During Easy Credit Theater's performance for "Chrysalis Bridge" one of the audience members, a mid-twenties woman, basically joined in the performance. The performance was a three-hour work that went from absolutely stillness to an orgiastic frenzy. During the still portion, the woman approached the performers, who were completely wrapped in cellophane cocoons, and lightly massaged their bodies, as if attempting to awaken or resuscitate them. This was by far the most radical shift from viewer to participant.

In RE:positions (with Scott Pobiner) I had built a smaller version of a site in Tokyo - a narrow alley that opened onto a river and overlaid projections and soundtrack of various sounds and images from the area. It was an attempt to relocate qualities of the site into a gallery space 13 time zones away. In "peephole shadow sounds" (with Shubhra Raje) had made an installation in her neighboring office that questioned the role of the wall. She cut a portion of the wall out and attached a hinge and thereby making the wall a door. I latched onto this by attaching wires to the door that: one, acted as a counter weight to provide resistance to opening the door and two, triggered sound and video projections. However these actions could only be witnessed from the exterior. The interior reaction could only be viewed through the building's windows, through a peephole that looked into the room, or heard.

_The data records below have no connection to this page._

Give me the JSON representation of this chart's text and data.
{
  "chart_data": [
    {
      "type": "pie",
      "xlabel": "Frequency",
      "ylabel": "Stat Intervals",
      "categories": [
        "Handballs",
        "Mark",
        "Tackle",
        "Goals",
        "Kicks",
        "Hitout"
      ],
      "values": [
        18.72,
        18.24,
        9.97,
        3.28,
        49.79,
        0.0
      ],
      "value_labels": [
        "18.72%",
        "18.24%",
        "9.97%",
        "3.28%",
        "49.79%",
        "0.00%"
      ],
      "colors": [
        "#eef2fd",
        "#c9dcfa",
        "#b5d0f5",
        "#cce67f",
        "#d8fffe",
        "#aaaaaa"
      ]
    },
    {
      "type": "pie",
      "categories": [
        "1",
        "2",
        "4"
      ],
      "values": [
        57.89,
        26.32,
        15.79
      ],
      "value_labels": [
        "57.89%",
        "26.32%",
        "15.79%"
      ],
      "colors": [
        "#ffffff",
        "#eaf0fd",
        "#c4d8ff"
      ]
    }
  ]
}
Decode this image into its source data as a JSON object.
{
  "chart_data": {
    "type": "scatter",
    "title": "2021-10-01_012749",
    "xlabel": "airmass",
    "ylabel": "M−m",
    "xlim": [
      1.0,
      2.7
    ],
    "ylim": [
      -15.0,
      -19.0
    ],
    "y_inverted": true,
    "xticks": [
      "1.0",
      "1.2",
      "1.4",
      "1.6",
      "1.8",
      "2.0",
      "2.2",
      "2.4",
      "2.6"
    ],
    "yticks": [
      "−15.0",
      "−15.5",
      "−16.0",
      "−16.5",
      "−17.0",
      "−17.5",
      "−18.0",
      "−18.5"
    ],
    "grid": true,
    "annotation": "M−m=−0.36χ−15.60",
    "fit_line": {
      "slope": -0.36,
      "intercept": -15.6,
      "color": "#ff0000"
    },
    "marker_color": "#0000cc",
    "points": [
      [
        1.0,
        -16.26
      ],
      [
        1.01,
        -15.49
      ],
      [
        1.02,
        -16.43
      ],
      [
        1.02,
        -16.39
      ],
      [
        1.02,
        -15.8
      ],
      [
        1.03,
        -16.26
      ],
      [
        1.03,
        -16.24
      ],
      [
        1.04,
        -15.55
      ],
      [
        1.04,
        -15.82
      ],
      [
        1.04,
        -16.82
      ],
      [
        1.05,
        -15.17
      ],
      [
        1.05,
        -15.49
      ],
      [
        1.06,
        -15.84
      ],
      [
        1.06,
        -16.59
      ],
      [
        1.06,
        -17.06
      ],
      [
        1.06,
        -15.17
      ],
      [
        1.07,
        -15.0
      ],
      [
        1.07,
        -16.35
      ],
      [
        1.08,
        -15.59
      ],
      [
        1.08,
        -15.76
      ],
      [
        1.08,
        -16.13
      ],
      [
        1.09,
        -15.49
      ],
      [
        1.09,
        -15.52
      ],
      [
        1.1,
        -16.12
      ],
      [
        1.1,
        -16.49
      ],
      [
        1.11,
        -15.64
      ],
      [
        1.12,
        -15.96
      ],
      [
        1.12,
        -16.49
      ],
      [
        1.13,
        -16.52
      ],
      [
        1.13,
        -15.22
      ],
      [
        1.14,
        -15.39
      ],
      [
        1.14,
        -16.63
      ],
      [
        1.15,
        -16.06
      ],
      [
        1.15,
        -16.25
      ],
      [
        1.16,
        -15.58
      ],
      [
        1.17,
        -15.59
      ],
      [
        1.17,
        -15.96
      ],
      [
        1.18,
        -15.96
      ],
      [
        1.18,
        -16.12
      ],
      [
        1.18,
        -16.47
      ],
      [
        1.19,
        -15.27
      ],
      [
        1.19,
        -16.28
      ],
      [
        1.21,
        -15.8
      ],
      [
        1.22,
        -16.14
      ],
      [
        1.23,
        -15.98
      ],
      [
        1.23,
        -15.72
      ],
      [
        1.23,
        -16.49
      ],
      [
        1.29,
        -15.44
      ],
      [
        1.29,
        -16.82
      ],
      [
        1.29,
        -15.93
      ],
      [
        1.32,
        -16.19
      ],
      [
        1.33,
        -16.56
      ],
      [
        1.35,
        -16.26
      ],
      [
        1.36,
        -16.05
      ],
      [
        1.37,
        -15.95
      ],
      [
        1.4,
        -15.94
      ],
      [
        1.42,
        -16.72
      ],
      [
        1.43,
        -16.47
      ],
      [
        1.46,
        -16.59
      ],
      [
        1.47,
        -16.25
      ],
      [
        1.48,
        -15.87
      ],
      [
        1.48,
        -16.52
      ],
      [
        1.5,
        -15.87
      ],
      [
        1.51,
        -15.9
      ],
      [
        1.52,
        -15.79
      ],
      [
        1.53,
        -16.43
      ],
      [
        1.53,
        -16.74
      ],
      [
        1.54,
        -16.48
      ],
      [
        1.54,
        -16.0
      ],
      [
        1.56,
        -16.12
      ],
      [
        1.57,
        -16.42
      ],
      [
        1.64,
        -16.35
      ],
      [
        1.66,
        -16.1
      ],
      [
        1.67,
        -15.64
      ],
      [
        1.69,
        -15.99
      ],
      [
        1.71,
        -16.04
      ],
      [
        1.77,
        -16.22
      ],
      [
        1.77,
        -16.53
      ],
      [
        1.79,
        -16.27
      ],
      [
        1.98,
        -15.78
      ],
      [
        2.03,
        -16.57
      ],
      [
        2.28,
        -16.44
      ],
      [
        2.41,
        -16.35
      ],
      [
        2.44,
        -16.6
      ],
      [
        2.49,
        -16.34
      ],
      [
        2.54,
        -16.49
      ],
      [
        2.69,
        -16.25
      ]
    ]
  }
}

Thus the installation was never activated by the viewer, but by a displaced event.

I think the effect is to recognize the increasing prosthetic nature of existence and that we can affect and are affected by remote actions, that there are displaced consequences, and that we are increasingly mediated, i.e. we use objects (prostheses) to cause immaterial/ephemeral actions.

Ultimately, the viewers' immersion or involvement with the work comes to whether one wants to engage the work and whether they are willing to make the "suspension of disbelief". So far this seems to be done more readily by people with strong visual associations and memories or by people unhindered with preconceived notions of appropriateness or reservations of interacting with art in space, like the child or young woman.